Taxing foreign investors would harm Canada’s image

by Justin da Rosa16 May 2016
Leading real estate veteran argues against measures to rein in foreign investment.
“I was asked … if I supported new taxes on foreign investors. I think the answer is you need to be a lot more thoughtful than a yes or no,” Phil Soper, president and CEO of Royal LePage, told REP. “Knee-jerk public policy like a change in taxes for political reasons would be a very sad more for a country known for its tolerance. Brand Canada would be harmed.”
Many have argued in favour of the federal government implemented measures to discourage foreign investment in the housing market. It is one factor some speculate is pushing prices to unreachable levels for Canadians in markets such as Toronto and Vancouver.
However, such measures would be not be appreciated by Canadians who invest abroad, according to Soper.
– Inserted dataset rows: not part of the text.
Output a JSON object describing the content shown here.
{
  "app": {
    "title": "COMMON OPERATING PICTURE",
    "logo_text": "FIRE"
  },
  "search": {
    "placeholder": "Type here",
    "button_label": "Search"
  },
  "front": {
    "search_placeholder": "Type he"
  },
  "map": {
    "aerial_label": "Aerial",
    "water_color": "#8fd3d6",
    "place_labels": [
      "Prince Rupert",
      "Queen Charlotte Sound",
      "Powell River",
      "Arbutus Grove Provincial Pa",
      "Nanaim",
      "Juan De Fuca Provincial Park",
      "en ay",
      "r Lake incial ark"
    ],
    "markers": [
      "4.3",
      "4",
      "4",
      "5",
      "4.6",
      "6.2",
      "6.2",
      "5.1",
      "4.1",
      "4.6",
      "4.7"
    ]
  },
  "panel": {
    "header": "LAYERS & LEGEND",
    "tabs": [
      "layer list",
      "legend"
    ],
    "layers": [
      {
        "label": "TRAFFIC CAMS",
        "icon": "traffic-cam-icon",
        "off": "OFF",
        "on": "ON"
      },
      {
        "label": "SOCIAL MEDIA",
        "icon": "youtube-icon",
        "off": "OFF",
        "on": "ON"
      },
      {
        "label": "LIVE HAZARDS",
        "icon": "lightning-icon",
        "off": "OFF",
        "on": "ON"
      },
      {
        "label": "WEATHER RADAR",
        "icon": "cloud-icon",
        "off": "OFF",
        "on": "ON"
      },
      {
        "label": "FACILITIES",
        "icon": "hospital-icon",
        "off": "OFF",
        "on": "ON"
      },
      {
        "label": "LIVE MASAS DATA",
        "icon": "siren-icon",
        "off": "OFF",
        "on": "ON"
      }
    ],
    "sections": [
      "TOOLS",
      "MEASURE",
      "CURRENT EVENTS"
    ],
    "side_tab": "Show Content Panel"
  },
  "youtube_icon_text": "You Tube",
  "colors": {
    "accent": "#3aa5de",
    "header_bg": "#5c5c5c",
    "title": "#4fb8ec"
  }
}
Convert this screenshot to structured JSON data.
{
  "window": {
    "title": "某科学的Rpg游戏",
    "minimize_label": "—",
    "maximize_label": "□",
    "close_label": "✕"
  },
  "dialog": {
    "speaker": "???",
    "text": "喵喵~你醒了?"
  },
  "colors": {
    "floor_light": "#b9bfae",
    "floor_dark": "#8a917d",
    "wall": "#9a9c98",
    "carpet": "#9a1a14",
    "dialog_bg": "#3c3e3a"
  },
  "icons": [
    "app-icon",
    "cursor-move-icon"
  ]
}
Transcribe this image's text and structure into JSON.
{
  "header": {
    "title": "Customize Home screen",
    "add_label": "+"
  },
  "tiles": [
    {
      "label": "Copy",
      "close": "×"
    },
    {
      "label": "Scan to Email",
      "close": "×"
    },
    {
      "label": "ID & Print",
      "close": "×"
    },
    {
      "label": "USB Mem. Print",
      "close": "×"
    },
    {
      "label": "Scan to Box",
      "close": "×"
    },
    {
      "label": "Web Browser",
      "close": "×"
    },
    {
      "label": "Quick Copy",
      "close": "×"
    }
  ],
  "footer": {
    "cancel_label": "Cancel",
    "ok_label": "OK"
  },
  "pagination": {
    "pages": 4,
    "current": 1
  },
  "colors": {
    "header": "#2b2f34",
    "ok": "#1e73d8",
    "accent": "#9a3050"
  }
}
“I look at the importance of Canadian foreign investors in the American sunbelt residential real estate market during their six year downturn. If it wasn’t for Canadians, many of those communities in places like Phoenix, Las Vegas, California, Florida, would have been shuttered,” Soper said. “But the high Canadian dollar, lower prices, eagerness and marketing focus brought in a lot of Canadian investors.
“Guess what, things have tightened up and many Americans may lose a deal to a Canadian. But no one is suggesting a special tax on Canadian investors in American real estate.”
And discouraging foreign investment in the housing market could have a wider-reaching impact.
“Is the ability to buy a home in Vancouver one of the things that leads to wealthy foreign investors investing in the forestry sector, in mining, in oil and gas, in high tech firms in Vancouver,” Soper said. “Are we hurting another arm of the economy if we slam this door shot?”